Sandra, 40 Jahre alt, ist Mutter der 13-jährigen Fabienne, die seit Jahren an einer Essstörung leidet. Als Mutter teilt sie offen, wie diese schwere Zeit ihr Leben und das ihrer Familie komplett verändert hat. Die Essstörung ihrer Tochter hat nicht nur ihren Alltag auf den Kopf gestellt, sondern auch ihre Sicht auf das Leben. Sandra spricht über den emotionalen Kampf, die Angst und die Hoffnung, die sie als Mutter jeden Tag begleiten, während sie versucht, Fabienne auf ihrem schwierigen Weg zur Heilung zu unterstützen.
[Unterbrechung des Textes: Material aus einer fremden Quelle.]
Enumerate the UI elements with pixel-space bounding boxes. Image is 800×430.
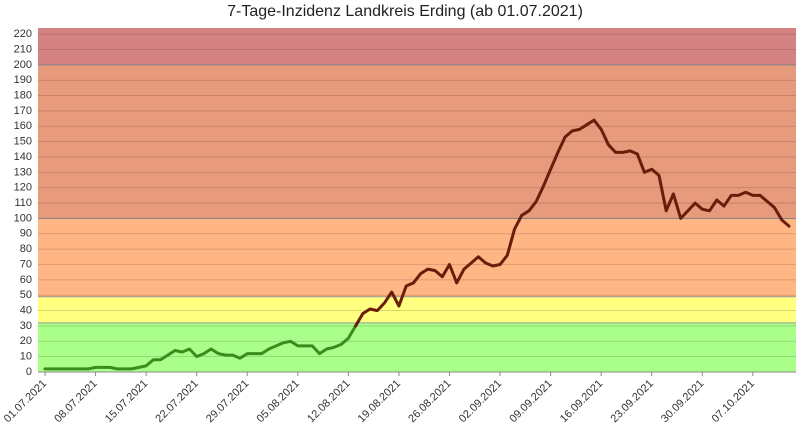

Als die Warnsignale übersehen wurden: Der verzweifelte Kampf um Hilfe
Die ersten Anzeichen von Fabiennes Essstörung traten bereits auf, als sie etwa acht Jahre alt war. Damals besuchte sie die zweite Klasse, und Sandra bemerkte, dass sich das Essverhalten ihrer Tochter veränderte. Besorgt suchte sie Rat bei einem Arzt, doch dieser beruhigte sie und meinte, es sei nicht weiter schlimm. „Er sagte mir, dass er es bemerken würde, wenn Fabienne wirklich eine Essstörung entwickelt“, erinnert sich Sandra. Obwohl sie Zweifel hatte, vertraute sie dem Urteil des Arztes. Doch im Laufe der Zeit verschlimmerte sich Fabiennes Zustand.
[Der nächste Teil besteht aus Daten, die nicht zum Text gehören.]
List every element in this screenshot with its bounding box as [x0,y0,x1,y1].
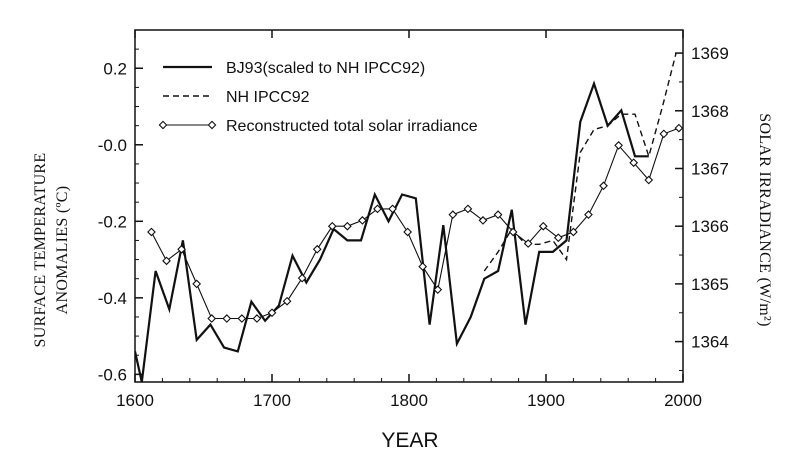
series-3-point [327,221,337,231]
series-3-point [177,244,186,254]
right-y-tick-label: 1367 [691,159,729,178]
series-3-point [418,262,428,271]
series-3-point [162,256,171,266]
series-3-point [599,181,608,191]
right-y-tick-label: 1365 [691,275,729,294]
left-y-tick-label: -0.0 [98,136,127,155]
series-3-point [493,210,503,220]
x-axis-title: YEAR [381,429,438,452]
plot-border [134,29,684,383]
series-3-point [267,308,277,318]
right-y-tick-label: 1364 [691,333,729,352]
series-3-point [342,221,352,231]
left-y-axis-title: SURFACE TEMPERATURE ANOMALIES (ºC) [32,153,71,348]
left-y-axis-title-line-2: ANOMALIES (ºC) [54,186,71,315]
series-3-point [192,279,202,289]
series-3-point [463,204,473,214]
series-3-point [478,216,488,225]
series-3-point [252,314,262,323]
series-line-1 [135,80,649,382]
left-y-axis: 0.2 -0.0 -0.2 -0.4 -0.6 [98,29,143,384]
legend: BJ93(scaled to NH IPCC92) NH IPCC92 Recons… [158,60,478,135]
series-3-point [508,227,518,237]
legend-diamond-marker [158,120,168,130]
series-3-point [222,314,232,323]
legend-label-2: NH IPCC92 [226,89,310,106]
legend-label-1: BJ93(scaled to NH IPCC92) [226,60,425,77]
x-tick-label: 2000 [664,391,702,410]
x-axis: 1600 1700 1800 1900 2000 [116,30,702,410]
legend-diamond-marker [207,120,217,130]
right-y-tick-label: 1368 [691,102,729,121]
series-3-point [237,314,247,323]
right-y-axis-title: SOLAR IRRADIANCE (W/m²) [756,113,773,326]
plot-frame [134,29,684,383]
left-y-tick-label: -0.4 [98,289,127,308]
x-tick-label: 1700 [253,391,291,410]
series-3-point [644,175,654,185]
right-y-axis-title-text: SOLAR IRRADIANCE (W/m²) [756,113,773,326]
right-y-axis: 1364 1365 1366 1367 1368 1369 [675,44,729,371]
series-3-point [147,227,156,237]
series-3-point [569,227,578,237]
series-3-point [523,239,533,248]
series-3-point [433,285,443,295]
series-3-point [659,129,669,139]
series-3-point [312,244,322,254]
series-3-point [297,273,307,283]
left-y-tick-label: -0.2 [98,212,127,231]
left-y-tick-label: -0.6 [98,365,127,384]
series-3-point [614,141,623,150]
legend-label-3: Reconstructed total solar irradiance [226,118,478,135]
series-3-point [282,296,292,306]
left-y-tick-label: 0.2 [103,59,127,78]
series-line-2 [483,52,677,272]
series-3-point [207,314,217,323]
x-tick-label: 1600 [116,391,154,410]
series-3-point [629,158,639,168]
series-3-point [388,204,397,214]
series-3-point [358,216,367,225]
x-tick-label: 1900 [527,391,565,410]
series-3-point [538,221,548,231]
x-tick-label: 1800 [390,391,428,410]
series-line-3 [150,127,680,320]
series-3-point [553,233,563,243]
left-y-axis-title-line-1: SURFACE TEMPERATURE [32,153,49,348]
series-layer [135,52,683,382]
series-3-point [373,204,382,214]
series-3-point [448,210,458,220]
series-3-point [674,123,683,133]
right-y-tick-label: 1369 [691,44,729,63]
right-y-tick-label: 1366 [691,217,729,236]
series-3-point [403,227,413,237]
series-3-point [584,210,593,220]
Fabienne zog sich immer mehr zurück und aß nur noch in ihrem Zimmer, wodurch Sandra lange nicht mitbekam, wie wenig ihre Tochter tatsächlich zu sich nahm. „Ich dachte, es wäre nur eine Phase“, gibt sie zu. Doch als Fabienne immer weiter an Gewicht verlor und schwächer wurde, suchte Sandra erneut Hilfe. Leider erkannte der Kinderarzt die Dringlichkeit nicht, und ein weiteres Dreivierteljahr verging, bevor sie die Entscheidung traf, den Arzt zu wechseln.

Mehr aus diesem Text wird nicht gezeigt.